神様たちのストーカーライフ

漣電波

世界で一番感動しない母の最期

 高校進学して間もなくに母は病気で亡くなり、その夜父は夜逃げした。

 母が亡くなる数分前、何もあなたに与える事が出来なくてごめんねとおもちゃを取り上げられた子どものように泣きながら謝罪をしてきた。

 涙を堪えながらそんなことはないよと母に伝えたが、母の泣いている姿を見て一緒に泣きじゃくっていたことは今でも鮮明に覚えている。

 このまま泣いたままでいられればなんて僕は思っていたが時間とは残酷なもので母の体をゆっくりと蝕んでいった。

 最後の一言が近づく。母の最期の言葉は意外な言葉でその場いる人全員の涙が一瞬で乾いた。


「これからはあなたの事が大好きな優しい神様が人生を支えてくれるわよ」


・・・意味が分からない。そう思っている間に病室には人生で一番聞きたくない悲しい知らせを伝える電子音が響いていたが、母の最期の言葉に動揺して誰も声を上げず、乾いた目元を湿らせる事はなかった。世界一締まりの悪い最期だったと思う。

 後日、母方の叔父と叔母や母の知り合いなどに母が宗教にハマっていたか聞いたが誰も知らないと答えた。ヒステリックな人ではなかったが何処の国のものかも分からないような文芸品を買ってくるような変わった人であった。

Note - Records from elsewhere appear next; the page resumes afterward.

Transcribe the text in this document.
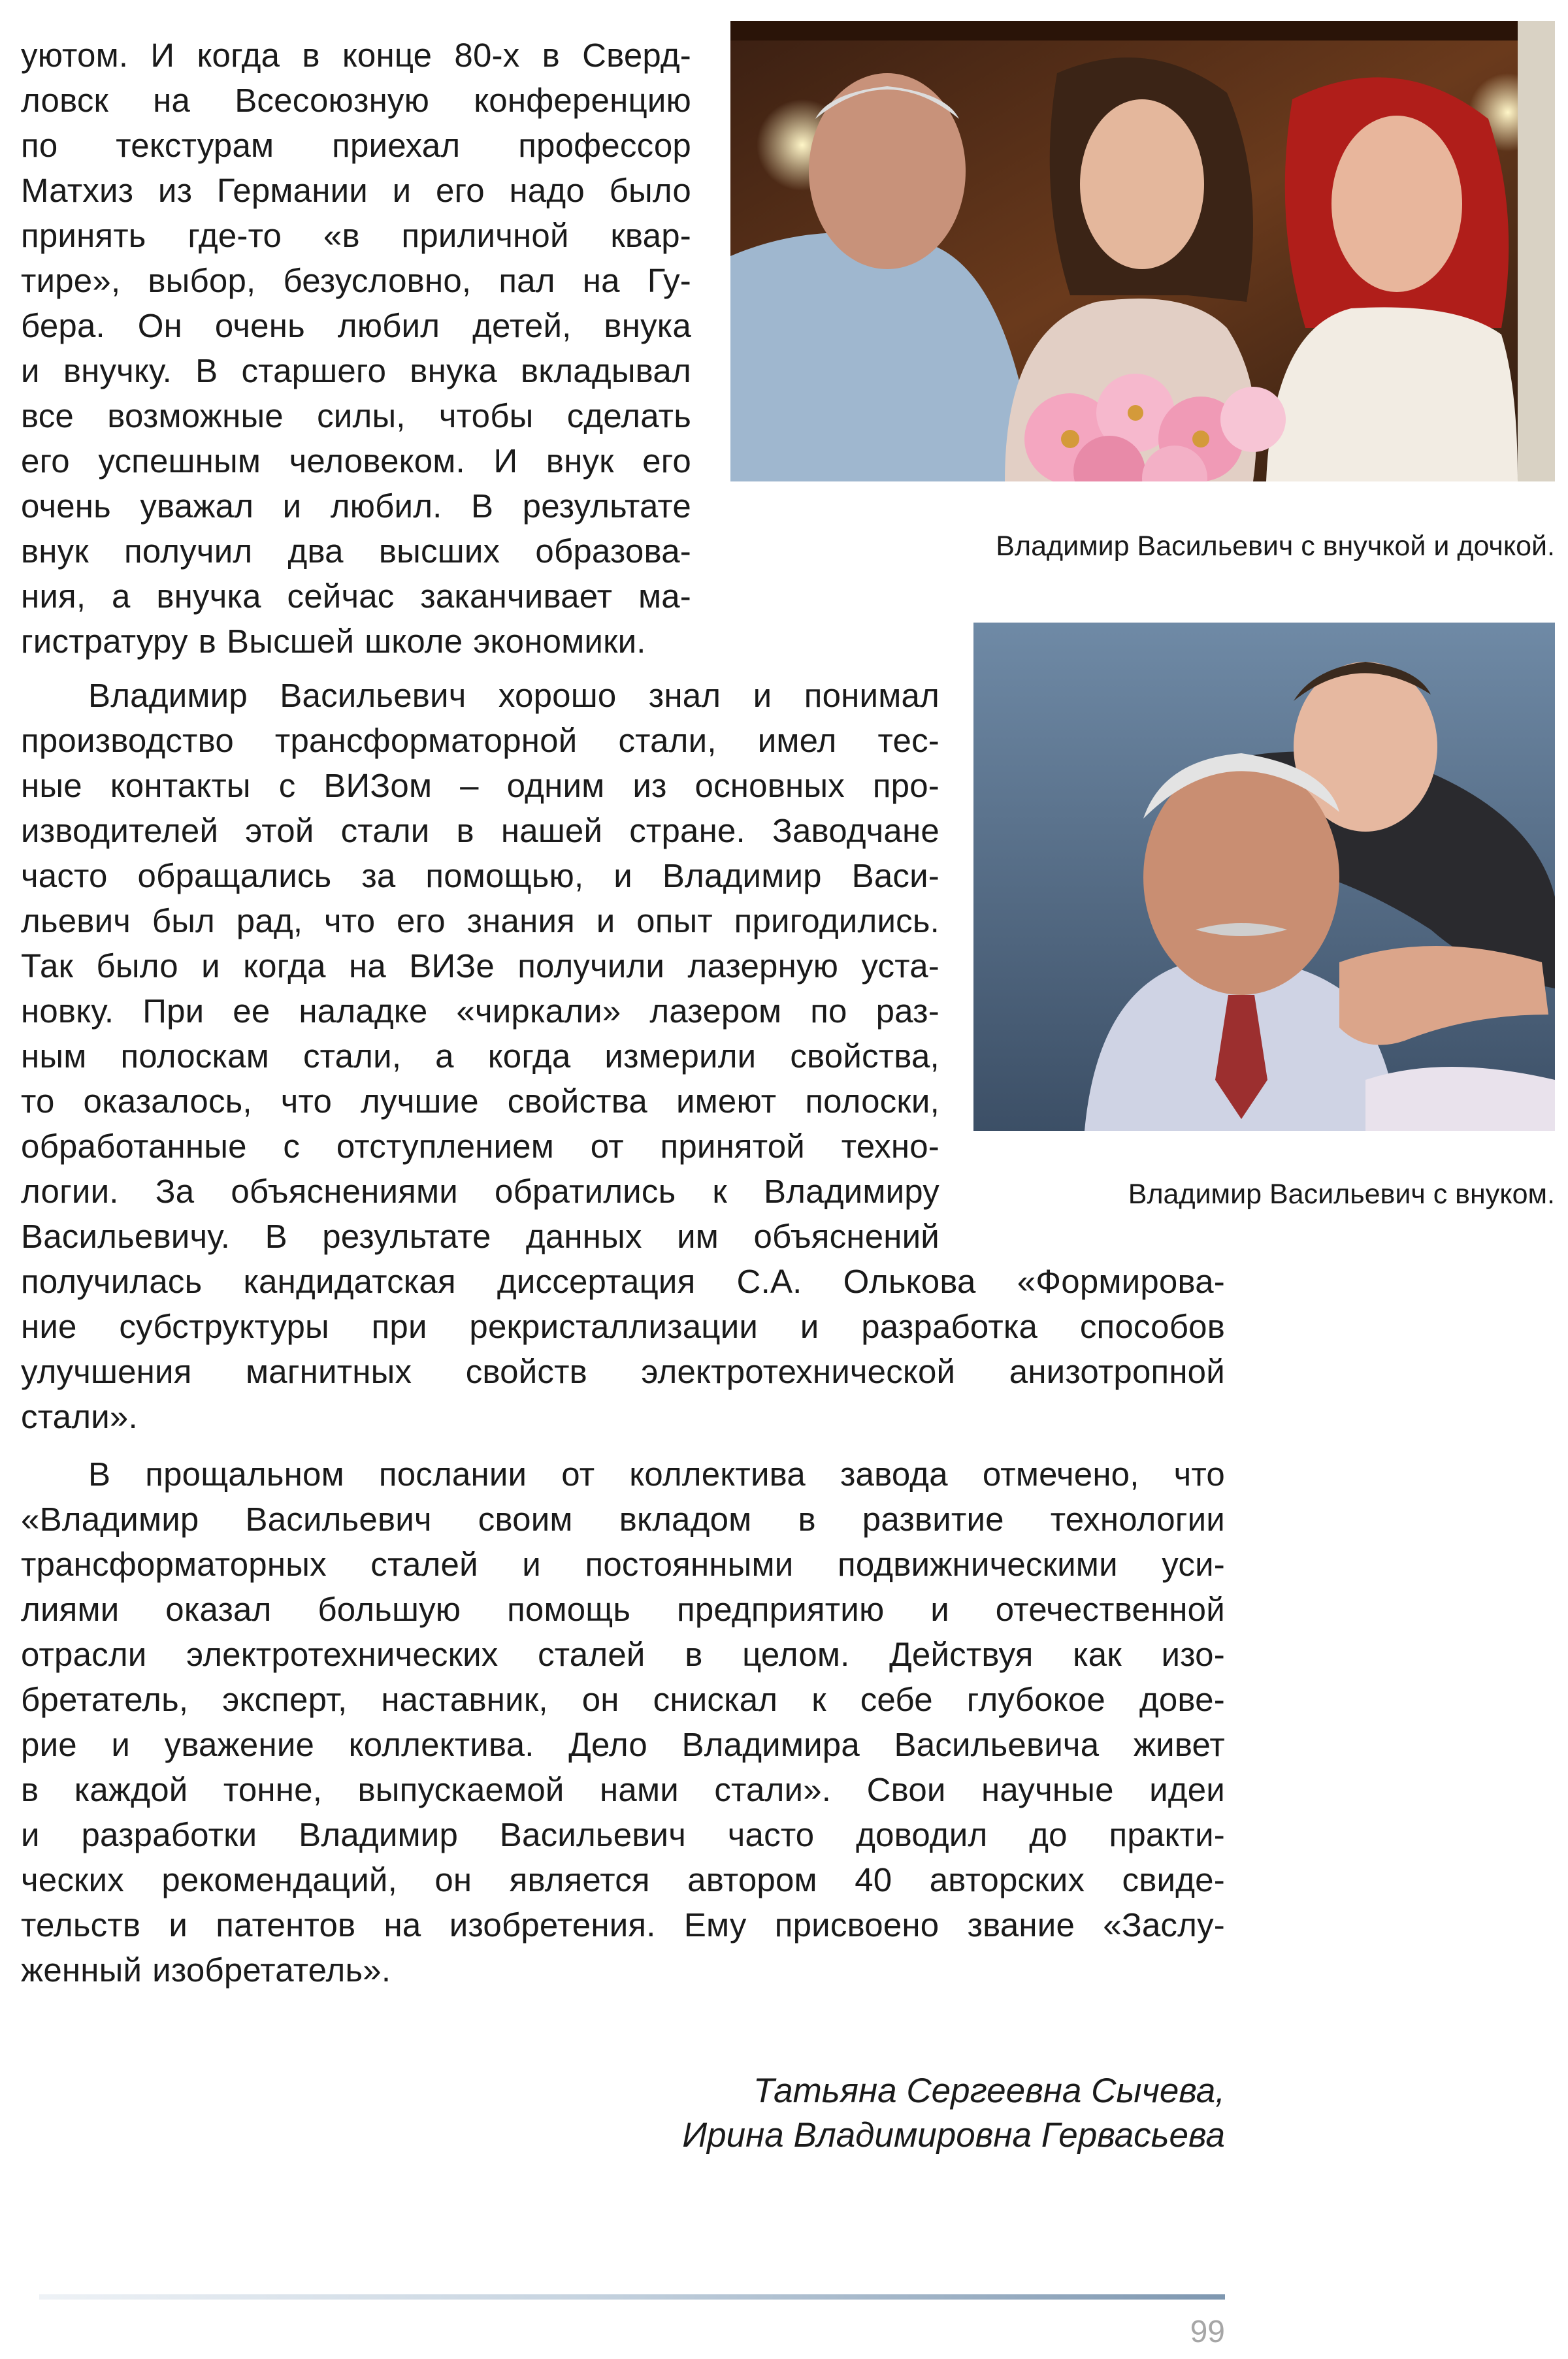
уютом. И когда в конце 80-х в Сверд-

ловск на Всесоюзную конференцию

по текстурам приехал профессор

Матхиз из Германии и его надо было

принять где-то «в приличной квар-

тире», выбор, безусловно, пал на Гу-

бера. Он очень любил детей, внука

и внучку. В старшего внука вкладывал

все возможные силы, чтобы сделать

его успешным человеком. И внук его

очень уважал и любил. В результате

внук получил два высших образова-

ния, а внучка сейчас заканчивает ма-

гистратуру в Высшей школе экономики.

Владимир Васильевич хорошо знал и понимал

производство трансформаторной стали, имел тес-

ные контакты с ВИЗом – одним из основных про-

изводителей этой стали в нашей стране. Заводчане

часто обращались за помощью, и Владимир Васи-

льевич был рад, что его знания и опыт пригодились.

Так было и когда на ВИЗе получили лазерную уста-

новку. При ее наладке «чиркали» лазером по раз-

ным полоскам стали, а когда измерили свойства,

то оказалось, что лучшие свойства имеют полоски,

обработанные с отступлением от принятой техно-

логии. За объяснениями обратились к Владимиру

Васильевичу. В результате данных им объяснений

получилась кандидатская диссертация С.А. Олькова «Формирова-

ние субструктуры при рекристаллизации и разработка способов

улучшения магнитных свойств электротехнической анизотропной

стали».

В прощальном послании от коллектива завода отмечено, что

«Владимир Васильевич своим вкладом в развитие технологии

трансформаторных сталей и постоянными подвижническими уси-

лиями оказал большую помощь предприятию и отечественной

отрасли электротехнических сталей в целом. Действуя как изо-

бретатель, эксперт, наставник, он снискал к себе глубокое дове-

рие и уважение коллектива. Дело Владимира Васильевича живет

в каждой тонне, выпускаемой нами стали». Свои научные идеи

и разработки Владимир Васильевич часто доводил до практи-

ческих рекомендаций, он является автором 40 авторских свиде-

тельств и патентов на изобретения. Ему присвоено звание «Заслу-

женный изобретатель».

Владимир Васильевич с внучкой и дочкой.
Владимир Васильевич с внуком.
Татьяна Сергеевна Сычева,
Ирина Владимировна Гервасьева
99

 しかし、宗教の話など一度もした事はない。そんな最期とは思えない言葉が何を根拠としているのかは分からず、未だに謎のままだ。


 母が亡くなって一周忌の朝。久々に線香でも焚こうと思い立ち上がり、探している時、チャイムが音が鳴り響く。こんな朝からなんだと思い、線香探しを中断し玄関に向かった。

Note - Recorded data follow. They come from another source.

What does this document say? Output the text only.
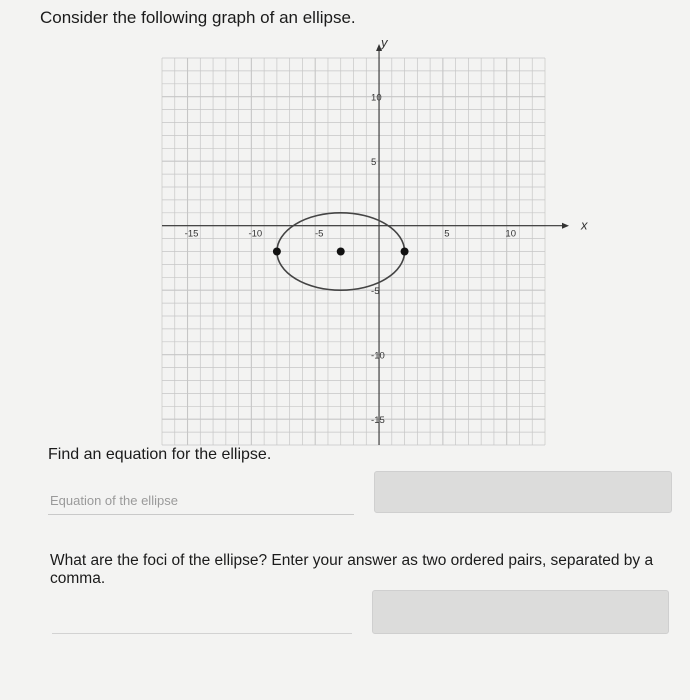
Consider the following graph of an ellipse.
x
y
-15	-10	-5	5	10
10
5
-5
-10
-15
Find an equation for the ellipse.
Equation of the ellipse
What are the foci of the ellipse? Enter your answer as two ordered pairs, separated by a comma.
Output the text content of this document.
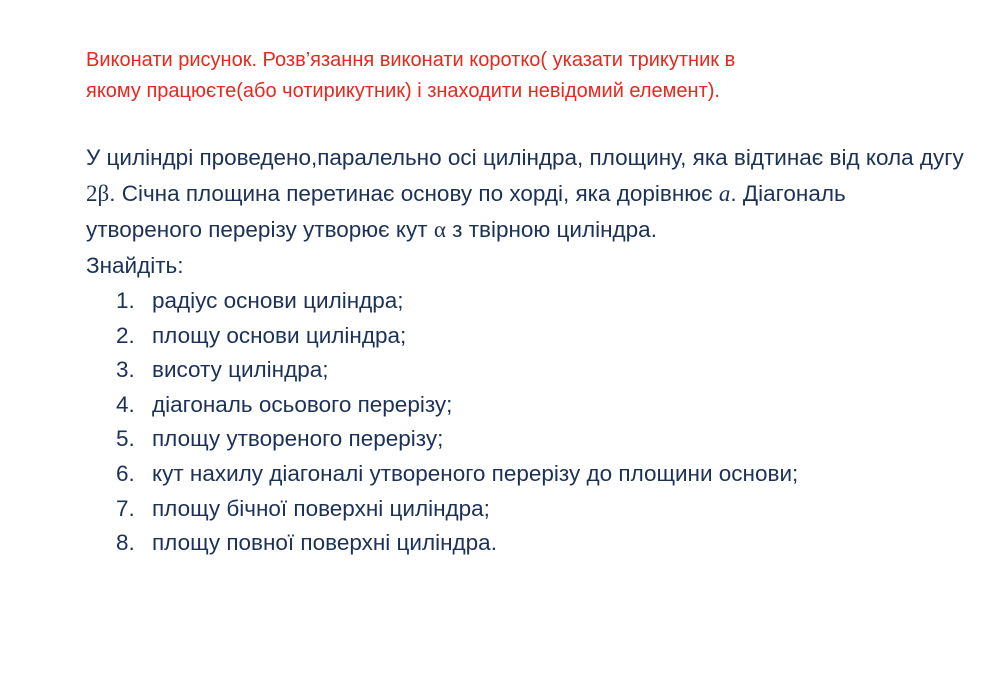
Виконати рисунок. Розв’язання виконати коротко( указати трикутник в
якому працюєте(або чотирикутник) і знаходити невідомий елемент).

У циліндрі проведено,паралельно осі циліндра, площину, яка відтинає від кола дугу 2β. Січна площина перетинає основу по хорді, яка дорівнює a. Діагональ утвореного перерізу утворює кут α з твірною циліндра.

Знайдіть:

1. радіус основи циліндра;
2. площу основи циліндра;
3. висоту циліндра;
4. діагональ осьового перерізу;
5. площу утвореного перерізу;
6. кут нахилу діагоналі утвореного перерізу до площини основи;
7. площу бічної поверхні циліндра;
8. площу повної поверхні циліндра.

 扉を開けると目の前に一人の女性がいた。開口一番に彼女から告げられた言葉は母の最期と同じ雰囲気を玄関中に漂わせた。


「私はあなたのお母さんから頼まれて君のストーカ...ガチ恋勢として追い続けて来た神様なの。これからの一緒に暮らすことになってるからよろしくね!」


母の最期の言葉が現実になってしまう事に恐怖することしか出来ず、目の前に自称神様を丁重にもてなす事が出来なかった。

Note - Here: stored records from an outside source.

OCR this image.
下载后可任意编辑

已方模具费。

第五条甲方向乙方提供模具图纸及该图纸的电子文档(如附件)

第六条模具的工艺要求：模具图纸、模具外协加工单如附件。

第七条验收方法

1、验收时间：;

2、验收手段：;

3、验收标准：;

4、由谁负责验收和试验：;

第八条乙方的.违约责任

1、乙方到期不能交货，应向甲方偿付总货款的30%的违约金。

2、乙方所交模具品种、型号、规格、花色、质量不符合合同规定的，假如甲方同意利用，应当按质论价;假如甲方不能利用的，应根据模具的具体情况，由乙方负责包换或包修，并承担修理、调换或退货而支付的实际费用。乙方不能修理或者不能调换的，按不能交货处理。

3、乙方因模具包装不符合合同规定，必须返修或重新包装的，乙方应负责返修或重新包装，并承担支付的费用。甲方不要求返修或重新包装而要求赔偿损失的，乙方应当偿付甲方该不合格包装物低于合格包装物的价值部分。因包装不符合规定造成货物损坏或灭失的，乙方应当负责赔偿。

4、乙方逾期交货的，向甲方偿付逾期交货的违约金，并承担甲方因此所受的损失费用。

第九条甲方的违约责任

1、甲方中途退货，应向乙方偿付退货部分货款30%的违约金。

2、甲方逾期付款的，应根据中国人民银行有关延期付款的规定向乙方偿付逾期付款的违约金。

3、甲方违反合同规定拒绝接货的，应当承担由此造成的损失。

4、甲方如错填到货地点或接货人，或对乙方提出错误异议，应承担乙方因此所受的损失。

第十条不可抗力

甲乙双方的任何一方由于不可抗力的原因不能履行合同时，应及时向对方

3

 この雰囲気を変えなければならないと思い声を振り絞って相手にこの思いを伝えた。


「丁重にお断りします!」


 そう言い今出せる力を全て使い扉を閉めた。申し訳ないと思い扉に付いている覗き穴から彼女の顔を見ると子どものように泣いていた母の顔と重なってしまい気になってしまったため仕方なく彼女を家の中に入れた。

 母の今までの発言が現実になる事が毎年の恒例行事のようになるのではないかと不安になりながら彼女と向かい合った。